Mainstream pornography accelerated this dramatically. Porn, for all its entertainment value, is not a documentary. The sounds, expressions, and timelines depicted in mainstream adult content are almost universally calibrated for a presumed male viewer's experience. Women who watch it and think "that's what I'm supposed to do" are working from a script that was never written with their pleasure in mind.

The Psychology of the Fake: Why We Do It

Women fake orgasms for a genuinely complicated mix of reasons, and most of them aren't about deception in any malicious sense. Research has identified several recurring motivations:

Altruistic faking — not wanting a partner to feel bad or inadequate. Many women describe finishing a sexual encounter they weren't going to orgasm from because they didn't want their partner to feel like they'd failed. This is empathetic, but it's also a form of emotional labor that costs the woman her own experience.

Avoiding the conversation — because telling someone what you actually need feels harder than just... not. Our culture doesn't give women a lot of practice advocating for their own pleasure, so faking becomes the path of least resistance.

Internalized shame — if you've absorbed the message that taking a long time to orgasm is inconvenient, or that needing specific stimulation is demanding, you might fake it just to get out of the situation without feeling like a burden.

Habit — after enough repetitions, performance becomes automatic. Some women describe reaching a point where they weren't even consciously choosing to fake; it had just become what they did.

Psychologist Dr. Laurie Mintz, author of Becoming Cliterate, has written extensively about how these patterns compound over time. When you fake consistently, you train your partner to keep doing whatever they were doing — because they think it's working. You also train yourself to disconnect from your own body during sex, which makes genuine pleasure harder to access.

Unlearning the Performance

Here's the part that nobody makes easy enough: stopping is not just about deciding to stop.
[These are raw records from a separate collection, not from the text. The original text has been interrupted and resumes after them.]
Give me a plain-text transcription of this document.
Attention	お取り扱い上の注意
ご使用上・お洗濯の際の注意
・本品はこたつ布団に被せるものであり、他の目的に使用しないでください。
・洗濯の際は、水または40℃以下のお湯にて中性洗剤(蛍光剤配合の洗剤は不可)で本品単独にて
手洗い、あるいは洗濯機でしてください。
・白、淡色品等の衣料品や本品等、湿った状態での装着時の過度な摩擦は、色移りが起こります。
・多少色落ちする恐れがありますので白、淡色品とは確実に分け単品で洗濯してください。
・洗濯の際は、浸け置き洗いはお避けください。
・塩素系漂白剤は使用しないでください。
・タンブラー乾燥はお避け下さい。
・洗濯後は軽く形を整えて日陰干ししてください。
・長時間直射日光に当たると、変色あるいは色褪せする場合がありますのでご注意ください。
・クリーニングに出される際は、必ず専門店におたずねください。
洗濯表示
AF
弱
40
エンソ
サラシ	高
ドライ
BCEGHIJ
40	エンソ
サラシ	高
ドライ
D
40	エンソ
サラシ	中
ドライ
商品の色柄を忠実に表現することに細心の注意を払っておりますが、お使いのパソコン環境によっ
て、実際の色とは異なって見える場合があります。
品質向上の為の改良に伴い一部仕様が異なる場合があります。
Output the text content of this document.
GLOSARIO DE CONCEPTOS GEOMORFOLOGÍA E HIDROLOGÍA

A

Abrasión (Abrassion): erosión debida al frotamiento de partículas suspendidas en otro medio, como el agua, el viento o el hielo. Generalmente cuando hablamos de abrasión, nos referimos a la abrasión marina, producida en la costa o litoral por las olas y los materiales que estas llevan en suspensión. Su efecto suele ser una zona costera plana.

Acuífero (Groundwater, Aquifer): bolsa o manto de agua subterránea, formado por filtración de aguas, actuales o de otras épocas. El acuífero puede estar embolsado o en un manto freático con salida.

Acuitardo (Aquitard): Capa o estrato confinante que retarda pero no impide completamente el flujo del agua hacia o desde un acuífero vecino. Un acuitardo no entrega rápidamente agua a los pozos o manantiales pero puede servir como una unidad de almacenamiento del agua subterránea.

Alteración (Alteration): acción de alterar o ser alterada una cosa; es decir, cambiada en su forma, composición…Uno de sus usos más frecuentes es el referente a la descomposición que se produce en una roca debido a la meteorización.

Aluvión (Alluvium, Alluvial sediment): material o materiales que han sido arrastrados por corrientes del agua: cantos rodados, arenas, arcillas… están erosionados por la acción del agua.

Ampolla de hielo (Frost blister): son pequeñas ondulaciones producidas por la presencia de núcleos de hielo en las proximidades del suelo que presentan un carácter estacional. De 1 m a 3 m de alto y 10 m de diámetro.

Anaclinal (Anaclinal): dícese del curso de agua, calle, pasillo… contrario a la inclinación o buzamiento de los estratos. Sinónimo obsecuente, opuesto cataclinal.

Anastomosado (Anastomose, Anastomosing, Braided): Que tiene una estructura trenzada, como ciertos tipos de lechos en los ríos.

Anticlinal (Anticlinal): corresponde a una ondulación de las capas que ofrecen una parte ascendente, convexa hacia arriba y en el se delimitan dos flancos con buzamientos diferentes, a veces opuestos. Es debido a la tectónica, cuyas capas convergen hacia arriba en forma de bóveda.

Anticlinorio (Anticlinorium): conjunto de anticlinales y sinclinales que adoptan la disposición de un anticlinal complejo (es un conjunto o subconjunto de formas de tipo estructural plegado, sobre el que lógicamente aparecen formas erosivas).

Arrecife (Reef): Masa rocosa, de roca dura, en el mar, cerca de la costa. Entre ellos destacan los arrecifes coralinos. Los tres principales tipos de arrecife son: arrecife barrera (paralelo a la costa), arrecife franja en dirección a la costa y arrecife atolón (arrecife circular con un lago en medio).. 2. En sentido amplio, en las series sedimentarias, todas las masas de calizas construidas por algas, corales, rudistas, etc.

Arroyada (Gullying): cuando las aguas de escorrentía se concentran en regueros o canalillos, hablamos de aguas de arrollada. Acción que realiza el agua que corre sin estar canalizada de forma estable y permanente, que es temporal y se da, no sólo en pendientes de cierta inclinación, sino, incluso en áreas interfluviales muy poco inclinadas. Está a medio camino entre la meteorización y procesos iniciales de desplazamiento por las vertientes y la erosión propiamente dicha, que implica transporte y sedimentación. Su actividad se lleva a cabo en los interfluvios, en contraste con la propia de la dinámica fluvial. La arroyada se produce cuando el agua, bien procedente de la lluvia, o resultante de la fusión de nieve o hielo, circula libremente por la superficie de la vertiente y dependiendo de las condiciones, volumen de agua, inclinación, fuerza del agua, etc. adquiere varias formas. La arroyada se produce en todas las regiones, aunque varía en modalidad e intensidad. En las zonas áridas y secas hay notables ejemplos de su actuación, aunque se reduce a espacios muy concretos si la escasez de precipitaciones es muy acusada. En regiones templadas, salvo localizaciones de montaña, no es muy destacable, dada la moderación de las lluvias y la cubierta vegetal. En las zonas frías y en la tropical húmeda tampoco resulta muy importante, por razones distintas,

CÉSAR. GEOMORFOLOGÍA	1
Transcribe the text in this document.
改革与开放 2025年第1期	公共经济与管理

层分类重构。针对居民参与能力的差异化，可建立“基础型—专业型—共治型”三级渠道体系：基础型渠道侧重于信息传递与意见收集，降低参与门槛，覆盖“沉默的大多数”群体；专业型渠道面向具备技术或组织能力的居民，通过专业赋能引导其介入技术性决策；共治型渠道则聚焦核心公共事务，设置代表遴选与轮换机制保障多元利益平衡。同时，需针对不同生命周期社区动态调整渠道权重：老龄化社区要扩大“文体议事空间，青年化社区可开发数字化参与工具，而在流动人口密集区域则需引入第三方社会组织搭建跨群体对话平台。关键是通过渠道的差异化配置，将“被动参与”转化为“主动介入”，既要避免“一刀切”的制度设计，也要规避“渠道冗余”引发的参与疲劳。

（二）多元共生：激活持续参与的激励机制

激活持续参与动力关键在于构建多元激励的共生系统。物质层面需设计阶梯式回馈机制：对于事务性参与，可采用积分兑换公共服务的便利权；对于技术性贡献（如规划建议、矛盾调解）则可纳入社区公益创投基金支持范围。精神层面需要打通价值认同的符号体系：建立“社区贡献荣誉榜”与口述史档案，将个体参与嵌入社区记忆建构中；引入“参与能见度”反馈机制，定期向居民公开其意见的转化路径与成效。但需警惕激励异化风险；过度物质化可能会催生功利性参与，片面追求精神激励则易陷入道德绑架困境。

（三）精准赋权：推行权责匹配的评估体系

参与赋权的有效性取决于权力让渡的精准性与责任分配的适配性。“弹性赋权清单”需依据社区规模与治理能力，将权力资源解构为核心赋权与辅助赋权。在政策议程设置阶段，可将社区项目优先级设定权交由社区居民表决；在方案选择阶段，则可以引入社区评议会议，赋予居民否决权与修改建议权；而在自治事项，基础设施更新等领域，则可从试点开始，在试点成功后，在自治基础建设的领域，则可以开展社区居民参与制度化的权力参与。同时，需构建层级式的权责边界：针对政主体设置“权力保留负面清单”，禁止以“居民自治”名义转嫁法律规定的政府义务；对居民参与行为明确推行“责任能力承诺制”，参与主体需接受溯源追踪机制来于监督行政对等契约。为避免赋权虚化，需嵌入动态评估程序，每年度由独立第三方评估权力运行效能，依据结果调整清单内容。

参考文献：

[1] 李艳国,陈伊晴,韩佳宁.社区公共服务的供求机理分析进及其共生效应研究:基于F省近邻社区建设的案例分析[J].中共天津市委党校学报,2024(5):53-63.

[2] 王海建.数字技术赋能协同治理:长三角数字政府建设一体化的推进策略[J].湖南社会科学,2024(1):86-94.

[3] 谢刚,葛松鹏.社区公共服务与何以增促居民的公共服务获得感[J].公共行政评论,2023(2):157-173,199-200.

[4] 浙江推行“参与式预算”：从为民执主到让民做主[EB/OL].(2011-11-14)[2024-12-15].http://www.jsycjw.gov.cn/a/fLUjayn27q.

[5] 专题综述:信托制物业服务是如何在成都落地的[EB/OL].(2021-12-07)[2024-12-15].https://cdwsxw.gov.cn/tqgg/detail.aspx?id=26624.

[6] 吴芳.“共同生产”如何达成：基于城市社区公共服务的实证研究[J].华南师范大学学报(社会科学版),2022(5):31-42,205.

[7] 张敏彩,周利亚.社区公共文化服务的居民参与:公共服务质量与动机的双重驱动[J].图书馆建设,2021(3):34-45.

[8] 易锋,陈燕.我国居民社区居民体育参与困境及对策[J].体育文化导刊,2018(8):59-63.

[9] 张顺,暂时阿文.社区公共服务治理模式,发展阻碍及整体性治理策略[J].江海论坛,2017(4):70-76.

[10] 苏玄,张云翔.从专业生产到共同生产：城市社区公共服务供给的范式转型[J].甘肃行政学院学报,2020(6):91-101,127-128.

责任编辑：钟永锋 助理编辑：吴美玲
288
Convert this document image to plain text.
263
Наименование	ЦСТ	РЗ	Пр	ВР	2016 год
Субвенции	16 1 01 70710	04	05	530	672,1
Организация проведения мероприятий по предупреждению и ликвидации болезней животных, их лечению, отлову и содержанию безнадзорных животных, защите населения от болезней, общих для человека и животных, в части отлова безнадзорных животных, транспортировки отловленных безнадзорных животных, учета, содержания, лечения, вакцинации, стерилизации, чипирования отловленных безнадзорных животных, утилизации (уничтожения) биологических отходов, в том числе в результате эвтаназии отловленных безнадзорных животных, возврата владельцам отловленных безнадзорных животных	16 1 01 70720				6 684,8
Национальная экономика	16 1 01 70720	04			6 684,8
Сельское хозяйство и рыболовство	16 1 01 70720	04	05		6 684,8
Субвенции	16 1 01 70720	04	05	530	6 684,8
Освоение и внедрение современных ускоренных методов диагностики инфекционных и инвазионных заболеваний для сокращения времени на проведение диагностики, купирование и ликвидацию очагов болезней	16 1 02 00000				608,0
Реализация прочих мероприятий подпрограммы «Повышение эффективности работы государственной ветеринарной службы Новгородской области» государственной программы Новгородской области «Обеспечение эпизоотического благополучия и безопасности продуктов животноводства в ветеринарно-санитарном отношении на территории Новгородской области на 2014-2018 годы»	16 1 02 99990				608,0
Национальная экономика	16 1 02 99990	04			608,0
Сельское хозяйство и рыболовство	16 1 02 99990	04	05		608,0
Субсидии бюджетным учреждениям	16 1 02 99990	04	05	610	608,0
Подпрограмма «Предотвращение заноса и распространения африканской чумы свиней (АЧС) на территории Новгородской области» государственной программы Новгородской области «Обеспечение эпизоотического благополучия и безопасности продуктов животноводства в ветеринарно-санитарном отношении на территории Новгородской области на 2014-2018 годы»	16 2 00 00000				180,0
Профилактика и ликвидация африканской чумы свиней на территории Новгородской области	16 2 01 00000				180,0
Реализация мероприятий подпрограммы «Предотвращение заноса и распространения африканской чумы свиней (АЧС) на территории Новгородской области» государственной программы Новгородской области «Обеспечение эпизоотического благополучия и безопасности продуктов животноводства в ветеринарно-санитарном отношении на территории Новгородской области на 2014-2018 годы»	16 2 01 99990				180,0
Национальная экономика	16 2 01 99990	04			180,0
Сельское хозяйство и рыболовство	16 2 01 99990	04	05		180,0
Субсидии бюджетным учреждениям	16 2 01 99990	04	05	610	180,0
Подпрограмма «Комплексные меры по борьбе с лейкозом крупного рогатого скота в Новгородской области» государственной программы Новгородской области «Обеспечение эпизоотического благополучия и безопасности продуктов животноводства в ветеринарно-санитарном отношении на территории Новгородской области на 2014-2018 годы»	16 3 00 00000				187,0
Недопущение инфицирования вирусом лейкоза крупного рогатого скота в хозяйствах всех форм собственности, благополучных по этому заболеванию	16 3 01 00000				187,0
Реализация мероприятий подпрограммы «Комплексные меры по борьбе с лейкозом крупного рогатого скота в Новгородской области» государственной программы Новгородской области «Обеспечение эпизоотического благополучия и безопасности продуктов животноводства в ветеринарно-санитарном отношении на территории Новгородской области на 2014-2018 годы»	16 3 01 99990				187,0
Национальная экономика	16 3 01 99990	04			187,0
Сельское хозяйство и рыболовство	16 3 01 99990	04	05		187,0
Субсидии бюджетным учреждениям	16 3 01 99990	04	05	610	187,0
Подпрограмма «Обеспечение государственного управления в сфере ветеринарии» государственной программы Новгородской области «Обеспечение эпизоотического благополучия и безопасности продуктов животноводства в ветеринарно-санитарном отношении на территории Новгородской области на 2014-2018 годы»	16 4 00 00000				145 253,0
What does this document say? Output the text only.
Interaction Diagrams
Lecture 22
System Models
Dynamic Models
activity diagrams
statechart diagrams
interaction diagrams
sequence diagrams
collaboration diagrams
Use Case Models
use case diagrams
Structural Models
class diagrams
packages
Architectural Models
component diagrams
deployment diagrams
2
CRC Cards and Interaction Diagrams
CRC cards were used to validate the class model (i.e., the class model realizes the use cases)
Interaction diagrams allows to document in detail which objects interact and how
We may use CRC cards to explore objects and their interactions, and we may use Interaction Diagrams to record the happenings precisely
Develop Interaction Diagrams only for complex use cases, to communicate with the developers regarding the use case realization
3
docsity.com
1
It requires rebuilding a relationship with your own body and renegotiating how you communicate with partners. That's real work. But it's worth doing.

Start with yourself. Genuine sexual expression requires knowing what you actually feel. Solo exploration — masturbation, vibrators, whatever works for you — is not a consolation prize. It's research. If you don't know what your body responds to, you can't communicate it to anyone else.

Lower the stakes on the conversation. You don't have to announce "I've been faking for six months" in the middle of sex. You can introduce new things gradually. "I really like when you..." is a low-pressure entry point that redirects without accusation.

Reframe what sex is for. If you've been operating under the assumption that sex ends when your partner finishes, or that your orgasm is a bonus rather than a goal, that belief is worth examining. Your pleasure is not an afterthought. It's not a performance. It's the point.

Give yourself permission to not finish. Counterintuitively, removing the pressure to orgasm can actually make orgasm more accessible. If you're not performing, you're present. And presence is where real sensation lives.

Consider therapy or sex counseling. For women who have been performing for a long time, reconnecting with authentic sexual response can bring up complicated feelings. That's okay. There are professionals who specialize in exactly this, and it's not a sign that something is wrong with you.

The Radical Act of Feeling What You Actually Feel

Faking pleasure has always been a rational response to an irrational situation — a world that never quite made space for women's authentic sexual experience. The history is real. The conditioning is real. The social pressure is real.

But so is your body. So is your capacity for genuine pleasure. And so is the possibility of sex that's actually, honestly, for you.

The performance had its reasons. You don't have to keep giving it.